Bulk carriers operating in Argentina’s Rosario export hub face the likelihood of loading 40% less grain by the end of September or early October as water levels continue to fall the key Parana river, Guillermo Wade, general manager of the Chamber of Port and Maritime Activity, has told Agricensus.
Handymax ships, that normally load between 35,000 and 40,000 mt, will probably load 17,000-18,000 mt less due to the lower water levels by that time if the river conditions continue to deteriorate as expected.
For panamax vessels, with a capacity of up to 70,000 mt, ships could be loading up to 21,000 mt less volume, Wade said.
The executive also said that bulk carriers are currently loading 21% less of grain at Rosario ports due to the low water levels in the river.
Bulk carriers that cannot complete grain loads at Rosario ports have to go to Necochea or Bahia Blanca terminals, in the south of Buenos Aires Province, or to ports in the south of Brazil to complete loads, generating higher costs for shipping companies
Low water levels on the Parana River could generate losses of $315 million for the Argentine agroindustrial sector between March and August 2021, a recent study by the Rosario Grain Exchange (BCR) has found.

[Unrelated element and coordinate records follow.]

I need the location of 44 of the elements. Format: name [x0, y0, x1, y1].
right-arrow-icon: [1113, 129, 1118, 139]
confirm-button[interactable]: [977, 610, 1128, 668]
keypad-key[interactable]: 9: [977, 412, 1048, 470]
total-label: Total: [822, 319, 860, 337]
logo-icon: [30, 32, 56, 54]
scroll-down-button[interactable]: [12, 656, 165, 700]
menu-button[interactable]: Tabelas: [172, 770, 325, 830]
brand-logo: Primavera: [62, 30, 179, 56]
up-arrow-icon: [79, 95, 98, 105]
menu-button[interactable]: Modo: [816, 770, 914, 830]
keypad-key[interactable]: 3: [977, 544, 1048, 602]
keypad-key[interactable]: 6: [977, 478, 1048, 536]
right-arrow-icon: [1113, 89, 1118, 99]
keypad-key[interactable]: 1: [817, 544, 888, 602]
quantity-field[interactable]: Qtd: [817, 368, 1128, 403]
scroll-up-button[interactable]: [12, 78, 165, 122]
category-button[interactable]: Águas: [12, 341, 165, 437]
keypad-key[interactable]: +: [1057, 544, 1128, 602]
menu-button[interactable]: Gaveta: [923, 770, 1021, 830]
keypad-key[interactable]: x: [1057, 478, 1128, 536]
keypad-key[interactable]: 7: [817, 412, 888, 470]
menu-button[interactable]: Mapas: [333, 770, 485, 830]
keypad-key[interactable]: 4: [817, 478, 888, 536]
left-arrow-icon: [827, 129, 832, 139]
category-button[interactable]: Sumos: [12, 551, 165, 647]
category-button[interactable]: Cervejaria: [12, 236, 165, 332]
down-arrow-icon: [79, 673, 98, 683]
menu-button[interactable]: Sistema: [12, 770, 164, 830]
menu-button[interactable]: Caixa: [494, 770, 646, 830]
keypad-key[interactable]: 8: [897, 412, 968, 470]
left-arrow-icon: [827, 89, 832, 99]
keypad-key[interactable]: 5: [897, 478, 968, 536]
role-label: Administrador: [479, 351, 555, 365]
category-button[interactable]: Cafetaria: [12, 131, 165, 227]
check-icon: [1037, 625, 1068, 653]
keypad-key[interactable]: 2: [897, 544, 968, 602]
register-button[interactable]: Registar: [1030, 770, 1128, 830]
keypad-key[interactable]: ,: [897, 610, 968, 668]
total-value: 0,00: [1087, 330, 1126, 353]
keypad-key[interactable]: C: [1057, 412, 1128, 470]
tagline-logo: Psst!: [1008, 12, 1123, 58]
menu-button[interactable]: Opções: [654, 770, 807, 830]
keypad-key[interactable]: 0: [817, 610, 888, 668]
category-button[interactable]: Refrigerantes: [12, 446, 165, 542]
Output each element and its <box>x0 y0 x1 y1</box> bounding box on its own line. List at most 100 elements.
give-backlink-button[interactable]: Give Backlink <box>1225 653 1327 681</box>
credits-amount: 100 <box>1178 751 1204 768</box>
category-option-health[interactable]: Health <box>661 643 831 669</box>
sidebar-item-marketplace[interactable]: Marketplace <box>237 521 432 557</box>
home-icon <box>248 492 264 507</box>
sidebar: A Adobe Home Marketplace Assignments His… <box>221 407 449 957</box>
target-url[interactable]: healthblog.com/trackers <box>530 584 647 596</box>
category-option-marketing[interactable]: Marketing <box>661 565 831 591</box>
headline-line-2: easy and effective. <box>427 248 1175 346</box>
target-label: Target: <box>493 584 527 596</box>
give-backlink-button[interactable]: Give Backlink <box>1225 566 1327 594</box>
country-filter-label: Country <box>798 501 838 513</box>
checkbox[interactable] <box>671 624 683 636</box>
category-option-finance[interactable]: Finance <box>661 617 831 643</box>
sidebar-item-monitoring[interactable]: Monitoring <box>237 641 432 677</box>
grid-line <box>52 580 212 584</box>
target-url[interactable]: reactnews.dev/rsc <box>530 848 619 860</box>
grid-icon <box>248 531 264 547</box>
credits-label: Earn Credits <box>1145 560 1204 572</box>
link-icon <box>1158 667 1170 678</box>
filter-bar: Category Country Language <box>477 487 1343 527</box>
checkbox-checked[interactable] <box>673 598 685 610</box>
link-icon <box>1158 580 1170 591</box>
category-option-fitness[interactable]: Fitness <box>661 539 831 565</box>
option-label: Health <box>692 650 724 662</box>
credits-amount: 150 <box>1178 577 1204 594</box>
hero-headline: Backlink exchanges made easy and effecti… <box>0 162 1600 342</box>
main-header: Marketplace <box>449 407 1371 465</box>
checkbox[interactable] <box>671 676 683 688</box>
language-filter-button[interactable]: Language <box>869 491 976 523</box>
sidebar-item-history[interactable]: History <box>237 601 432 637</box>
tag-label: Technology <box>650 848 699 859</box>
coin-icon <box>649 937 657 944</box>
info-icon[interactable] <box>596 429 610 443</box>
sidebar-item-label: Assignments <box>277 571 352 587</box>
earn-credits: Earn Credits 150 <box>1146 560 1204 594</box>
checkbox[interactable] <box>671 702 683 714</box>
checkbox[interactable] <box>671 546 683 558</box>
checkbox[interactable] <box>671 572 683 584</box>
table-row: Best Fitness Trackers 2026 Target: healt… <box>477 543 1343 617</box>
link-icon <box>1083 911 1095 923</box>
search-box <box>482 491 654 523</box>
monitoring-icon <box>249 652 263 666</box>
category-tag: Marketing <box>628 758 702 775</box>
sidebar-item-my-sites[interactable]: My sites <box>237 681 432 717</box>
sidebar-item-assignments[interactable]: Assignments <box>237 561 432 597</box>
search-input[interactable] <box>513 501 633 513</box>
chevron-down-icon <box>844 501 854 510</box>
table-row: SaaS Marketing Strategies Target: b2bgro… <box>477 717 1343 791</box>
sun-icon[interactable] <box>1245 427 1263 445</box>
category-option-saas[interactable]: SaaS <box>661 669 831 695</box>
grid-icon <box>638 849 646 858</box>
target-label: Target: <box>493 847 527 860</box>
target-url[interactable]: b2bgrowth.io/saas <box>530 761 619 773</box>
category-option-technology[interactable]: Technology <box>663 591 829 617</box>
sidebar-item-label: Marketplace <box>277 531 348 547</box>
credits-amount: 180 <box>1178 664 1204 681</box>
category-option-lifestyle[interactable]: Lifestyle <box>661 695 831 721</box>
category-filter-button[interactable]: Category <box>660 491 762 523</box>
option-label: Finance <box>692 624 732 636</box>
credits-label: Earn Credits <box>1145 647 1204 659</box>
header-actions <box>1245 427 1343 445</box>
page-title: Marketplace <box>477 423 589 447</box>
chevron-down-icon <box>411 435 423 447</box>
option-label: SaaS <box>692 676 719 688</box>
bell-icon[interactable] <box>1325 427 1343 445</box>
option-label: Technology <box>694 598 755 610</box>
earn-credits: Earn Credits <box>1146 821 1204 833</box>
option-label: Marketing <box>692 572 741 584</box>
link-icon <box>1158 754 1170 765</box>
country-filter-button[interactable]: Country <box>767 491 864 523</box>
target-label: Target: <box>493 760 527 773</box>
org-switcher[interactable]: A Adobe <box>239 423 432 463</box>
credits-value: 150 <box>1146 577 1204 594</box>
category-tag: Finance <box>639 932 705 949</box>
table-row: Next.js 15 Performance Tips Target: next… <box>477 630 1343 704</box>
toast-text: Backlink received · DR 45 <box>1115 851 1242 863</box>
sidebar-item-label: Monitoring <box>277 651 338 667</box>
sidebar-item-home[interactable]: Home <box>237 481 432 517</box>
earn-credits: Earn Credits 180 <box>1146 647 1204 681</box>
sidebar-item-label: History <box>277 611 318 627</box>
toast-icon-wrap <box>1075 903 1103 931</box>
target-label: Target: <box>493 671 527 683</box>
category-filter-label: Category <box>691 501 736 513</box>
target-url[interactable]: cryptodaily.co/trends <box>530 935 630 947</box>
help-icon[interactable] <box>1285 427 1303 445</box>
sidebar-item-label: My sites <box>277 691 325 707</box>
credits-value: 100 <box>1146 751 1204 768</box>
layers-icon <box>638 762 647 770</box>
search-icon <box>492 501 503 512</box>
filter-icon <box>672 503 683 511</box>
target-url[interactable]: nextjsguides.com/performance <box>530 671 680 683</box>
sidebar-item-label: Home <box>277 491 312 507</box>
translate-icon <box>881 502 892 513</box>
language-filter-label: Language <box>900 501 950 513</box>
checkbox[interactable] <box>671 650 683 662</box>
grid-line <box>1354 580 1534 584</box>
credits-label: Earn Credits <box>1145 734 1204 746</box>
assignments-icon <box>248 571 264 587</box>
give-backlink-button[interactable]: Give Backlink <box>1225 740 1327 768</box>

The complex managed 70% of all grain exports in 2020, as well as 96% of all meals and 96% of all vegoils while the river is a key artery connecting Argentina’s Rosario hub to global export markets.
According to the latest available data from Argentina’s national water institute (INA), water levels near Rosario are currently around 0.04 metres versus the historical average of 3.22 metres for July.
Based on weather forecasts, those levels are only expected to continue to decline with no improvements in water levels expected for the next three months, according to the INA.
Earlier this week, the Argentine government declared a state of hydric emergency lasting for a period of 180 days, whereby the government will adopt measures to mitigate the severe situation caused by Parana’s low water levels.